We use envoy as request handler which forwards request to local service written in rust. Envoy is proven to be high performance, low latency and highly efficient on request handling. If I have to put a number it would be in single digit ms per request. I will have more detailed benchmark in the coming days.

cotran2 3 hours ago
The model is compact 1.5B, most GPUs can serve it locally and has <100ms e2e latency. For L40s, its 50ms.
jgant13 5 hours ago
Solid. Can you show us when to use this vs. say OpenRouter? The performance seems strong for sure. TIA.
sparacha 4 hours ago
Arch is developer friendly, but designed for enterprise-grade customers in mind. The core contributors of Envoy redesigned the proxy substrate to handle prompts - offering something that is battle tested in terms of resiliency, speed, and deployments. Second, OpenRouter offers choice of models, but dynamically routing to LLMs based on user-defined usage policies is uniquely available in Arch. Hope that helps
sparacha 10 hours ago
Hi HN! I am one of the co-authors of the paper. If there are any questions about our approach, I would love to answer them.
_nh_ 4 hours ago
How do you compare with RouteLLM?
sparacha 3 hours ago
RouteLLM is essentially a benchmark-driven approach. Their framework chooses between a weak and a strong model and helps developers optimize for a metric called APGR (Average Performance Gap Recovered) — a measure of how much of the stronger model’s performance can be recovered when routing some queries to the weaker, cheaper model. However, their routing models are trained to maximize performance on public benchmarks like MMLU, BBH, or MT-Bench. These benchmarks may not capture subjective, domain-specific quality signals that surface in practice.

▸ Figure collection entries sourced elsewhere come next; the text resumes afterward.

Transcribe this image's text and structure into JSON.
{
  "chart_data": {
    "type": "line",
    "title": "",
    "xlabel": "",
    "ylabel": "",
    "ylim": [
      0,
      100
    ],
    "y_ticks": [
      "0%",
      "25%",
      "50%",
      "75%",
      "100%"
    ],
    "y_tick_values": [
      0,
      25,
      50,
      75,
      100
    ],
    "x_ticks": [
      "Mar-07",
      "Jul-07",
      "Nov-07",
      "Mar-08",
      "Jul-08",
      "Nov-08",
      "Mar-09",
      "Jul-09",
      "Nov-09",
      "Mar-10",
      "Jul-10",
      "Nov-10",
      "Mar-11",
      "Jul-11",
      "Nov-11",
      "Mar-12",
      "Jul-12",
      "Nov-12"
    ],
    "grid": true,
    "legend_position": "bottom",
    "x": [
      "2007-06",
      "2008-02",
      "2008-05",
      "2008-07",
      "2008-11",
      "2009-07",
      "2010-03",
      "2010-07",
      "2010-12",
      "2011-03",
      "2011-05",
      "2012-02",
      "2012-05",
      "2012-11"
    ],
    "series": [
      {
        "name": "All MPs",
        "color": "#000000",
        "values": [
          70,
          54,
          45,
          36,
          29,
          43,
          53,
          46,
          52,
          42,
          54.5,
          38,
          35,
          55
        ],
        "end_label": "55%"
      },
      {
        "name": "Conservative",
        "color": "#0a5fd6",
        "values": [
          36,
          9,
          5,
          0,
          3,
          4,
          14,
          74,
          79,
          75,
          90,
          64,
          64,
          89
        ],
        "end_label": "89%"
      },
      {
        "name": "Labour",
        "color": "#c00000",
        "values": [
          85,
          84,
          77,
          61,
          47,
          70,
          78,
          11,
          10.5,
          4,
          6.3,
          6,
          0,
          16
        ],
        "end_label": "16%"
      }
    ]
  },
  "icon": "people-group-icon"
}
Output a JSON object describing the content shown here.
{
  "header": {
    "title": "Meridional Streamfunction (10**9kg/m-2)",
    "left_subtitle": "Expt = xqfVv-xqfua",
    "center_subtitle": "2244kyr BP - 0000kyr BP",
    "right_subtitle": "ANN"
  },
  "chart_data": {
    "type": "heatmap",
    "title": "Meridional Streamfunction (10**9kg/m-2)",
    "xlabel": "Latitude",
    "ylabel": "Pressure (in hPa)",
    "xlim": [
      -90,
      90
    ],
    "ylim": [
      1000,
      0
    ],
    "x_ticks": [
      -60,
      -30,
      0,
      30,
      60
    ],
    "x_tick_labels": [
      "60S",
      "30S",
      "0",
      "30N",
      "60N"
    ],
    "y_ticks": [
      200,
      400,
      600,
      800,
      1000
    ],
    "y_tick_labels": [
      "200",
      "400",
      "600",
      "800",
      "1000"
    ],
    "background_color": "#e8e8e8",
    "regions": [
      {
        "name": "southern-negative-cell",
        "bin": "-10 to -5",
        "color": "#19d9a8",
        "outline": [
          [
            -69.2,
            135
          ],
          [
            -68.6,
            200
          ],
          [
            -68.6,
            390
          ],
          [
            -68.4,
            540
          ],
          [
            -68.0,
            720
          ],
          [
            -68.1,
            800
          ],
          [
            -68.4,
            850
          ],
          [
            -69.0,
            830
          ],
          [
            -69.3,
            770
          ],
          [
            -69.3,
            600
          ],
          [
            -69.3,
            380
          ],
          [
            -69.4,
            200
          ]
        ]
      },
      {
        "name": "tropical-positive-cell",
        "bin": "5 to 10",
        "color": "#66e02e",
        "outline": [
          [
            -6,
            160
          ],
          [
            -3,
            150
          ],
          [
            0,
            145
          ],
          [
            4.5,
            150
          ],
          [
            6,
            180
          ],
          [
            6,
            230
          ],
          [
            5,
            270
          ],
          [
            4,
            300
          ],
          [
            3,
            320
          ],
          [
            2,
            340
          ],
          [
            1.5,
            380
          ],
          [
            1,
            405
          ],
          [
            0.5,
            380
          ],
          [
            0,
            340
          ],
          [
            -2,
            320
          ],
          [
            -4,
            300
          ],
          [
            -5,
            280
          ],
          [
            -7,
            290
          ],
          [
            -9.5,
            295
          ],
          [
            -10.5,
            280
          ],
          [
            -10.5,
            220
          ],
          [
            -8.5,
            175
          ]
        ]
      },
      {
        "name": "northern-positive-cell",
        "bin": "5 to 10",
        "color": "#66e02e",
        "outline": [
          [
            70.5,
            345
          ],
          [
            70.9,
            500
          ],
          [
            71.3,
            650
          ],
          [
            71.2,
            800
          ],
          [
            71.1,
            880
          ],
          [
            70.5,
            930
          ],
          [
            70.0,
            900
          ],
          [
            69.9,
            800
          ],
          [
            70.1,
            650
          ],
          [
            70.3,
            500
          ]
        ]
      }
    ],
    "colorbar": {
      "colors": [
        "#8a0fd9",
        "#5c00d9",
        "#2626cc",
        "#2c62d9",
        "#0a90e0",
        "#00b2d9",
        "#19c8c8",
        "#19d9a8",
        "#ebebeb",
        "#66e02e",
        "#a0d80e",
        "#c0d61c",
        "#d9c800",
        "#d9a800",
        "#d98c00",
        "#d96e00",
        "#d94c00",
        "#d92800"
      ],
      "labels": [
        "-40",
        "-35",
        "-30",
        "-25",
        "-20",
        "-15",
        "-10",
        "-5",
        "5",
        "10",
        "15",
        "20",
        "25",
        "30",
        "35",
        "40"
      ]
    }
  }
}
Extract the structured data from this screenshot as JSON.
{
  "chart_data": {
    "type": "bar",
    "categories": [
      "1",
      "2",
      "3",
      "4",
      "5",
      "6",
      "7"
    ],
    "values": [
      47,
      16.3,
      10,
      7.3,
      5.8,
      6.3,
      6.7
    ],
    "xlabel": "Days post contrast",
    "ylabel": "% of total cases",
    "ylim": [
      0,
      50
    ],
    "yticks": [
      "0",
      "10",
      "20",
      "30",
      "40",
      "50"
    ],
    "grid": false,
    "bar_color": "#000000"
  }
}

Arch-Router takes a different approach. Instead of focusing benchmark scores, we lets developers define routing policies in plain language based on their preferences — like “contract analysis → GPT-4o” or “lightweight brainstorming → Gemini Flash.” Our 1.5B model learns to map prompts (along with conversational context) to these policies, enabling routing decisions that align with real-world expectations, not abstract leaderboards. Also our approach doesn't require router model retraining when new LLMs are swapped in or when preferences change.

Hope this helps.

cotran2 3 hours ago
There is a case study comparing with RouteLLM in the appendix.
tmaly 7 hours ago
do you think it would be possible to quantize this model and still get good results?
sparacha 7 hours ago
yes - we have already published a quantized version here: https://huggingface.co/katanemo/Arch-Router-1.5B.gguf. The performance difference with a quant version is negligible. I'll run another analysis and update the thread shortly
sparacha 6 hours ago
Overall performance degrades from 93.17 -> 92.99 with a quantized version
6 hours ago
jedisct1 6 hours ago
I tried to use it to rate the difficulty level of coding tasks (for InferSwitch, an LLM router), but it performed far worse than Qwen2.5-Coder-7B (but sure, 1.5B vs 7B)
sparacha 6 hours ago
Can you share more about your evaluation setup? I would love to see the specific usage pattern as we have tested our model against smaller LLMs and foundational models and our results show things differently. Of course, routing policies should follow best practices here: https://docs.archgw.com/guides/llm_router.html

Nonetheless, super curious to learn more and see what we may be able to improve. This is technically not a classifier model - its a usage prediction model (feels like a classifier, but not quite in terms of intended usage)

cotran2 6 hours ago
According to the post, the model is fine-tuned for routing to different tasks/domains. Classifying difficulty level is probably not the intended use case.